Buckingham also has a problem with the very notion of ADHD. "Ten years ago this label didn't exist. What used to be called 'bloody annoying children' has had a label put on it, and this has consequences. Drug companies are making big money out of making tranquillisers like Ritalin for children and there are whole industries in medical research working to construct this way of defining children's behaviour."

Buckingham adds that parents' fears about the possible deleterious consequences of children watching television is exploited by politicians. "When one thinks of how TV viewing is associated with violence among children, this is used by politicians as a way of displacing attention away from other causes of violence in society that are difficult to eradicate - such as racism, poverty, gun control. I'm by no means saying that there aren't associations, just that it is too easy to blame one thing for children's problems. We're dealing with really complicated matters here that readily get over-simplified."

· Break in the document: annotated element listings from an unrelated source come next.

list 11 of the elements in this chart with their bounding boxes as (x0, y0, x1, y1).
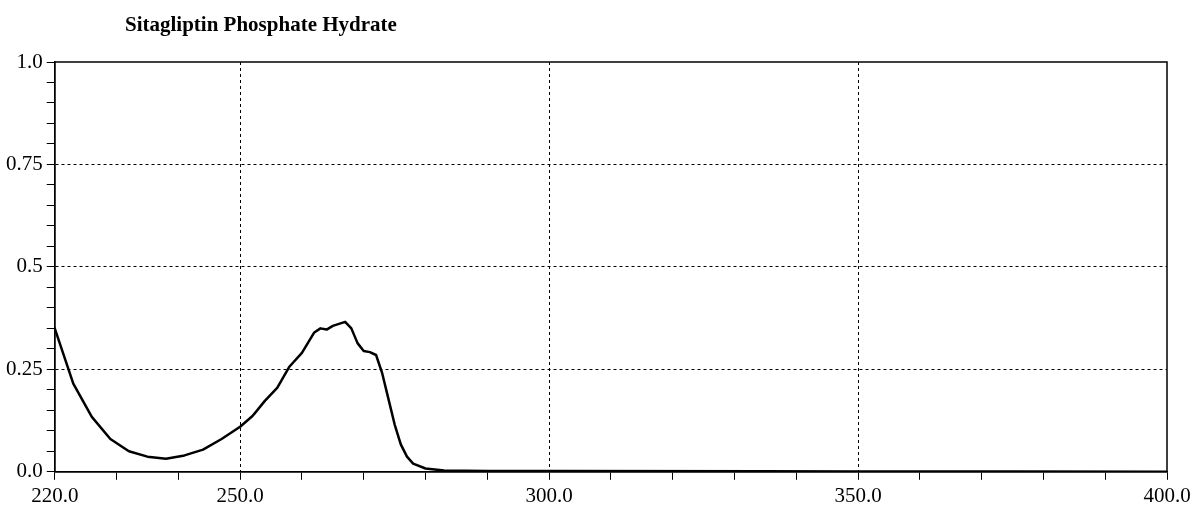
x-tick-label: 400.0 (1143, 482, 1191, 507)
y-tick-label: 0.75 (6, 150, 43, 175)
x-tick-label: 220.0 (31, 482, 79, 507)
y-tick-label: 0.25 (6, 355, 43, 380)
x-tick-label: 350.0 (834, 482, 882, 507)
y-tick-label: 1.0 (16, 48, 43, 73)
x-tick-label: 300.0 (525, 482, 573, 507)
x-tick-label: 250.0 (216, 482, 264, 507)
y-tick-label: 0.5 (16, 253, 43, 278)
y-tick-label: 0.0 (16, 458, 43, 483)
chart-title: Sitagliptin Phosphate Hydrate (125, 12, 397, 37)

So is watching TV a bad thing for under-twos? The research suggests no more than that it could be, while never really tackling the issue of how much TV viewing among toddlers would be regarded as excessive. Ten hours a day might be too much, but what about one hour of Teletubbies watched, in the traditional manner, with mother? Would that be a bad thing? As far as I could discover, there seems to be an inverse relationship between the anti-TV rhetoric and the plausibility of the data upon which it is based. What is also certain is that any such research is going to get a great deal of attention because so many people stand to make a lot of money out of children - programme-makers, soft-toy producers and Ritalin manufacturers among them. Not to mention all those people writing apocalyptic texts that pander to the panic of parents worried that they are raising goggle-eyed sociopaths, thanks to the chattering cyclops.

Robert Shaw, the hard-boiled critic of today's allegedly joyless kids, suggests that children ages five and under should not watch TV unattended at all and that, when you do watch TV with your very young child, you ought to talk to them about the programme and the issues it raises. "Explain the meaning and motivation behind commercials and programming," urges Shaw. "Help her to understand fantasy and reality, the difference between a sales pitch and an honest evaluation."

The main things, I would argue, are not to blame television for all the modern child's ills, nor to panic - after all, there are plenty of other people who will do those things for you.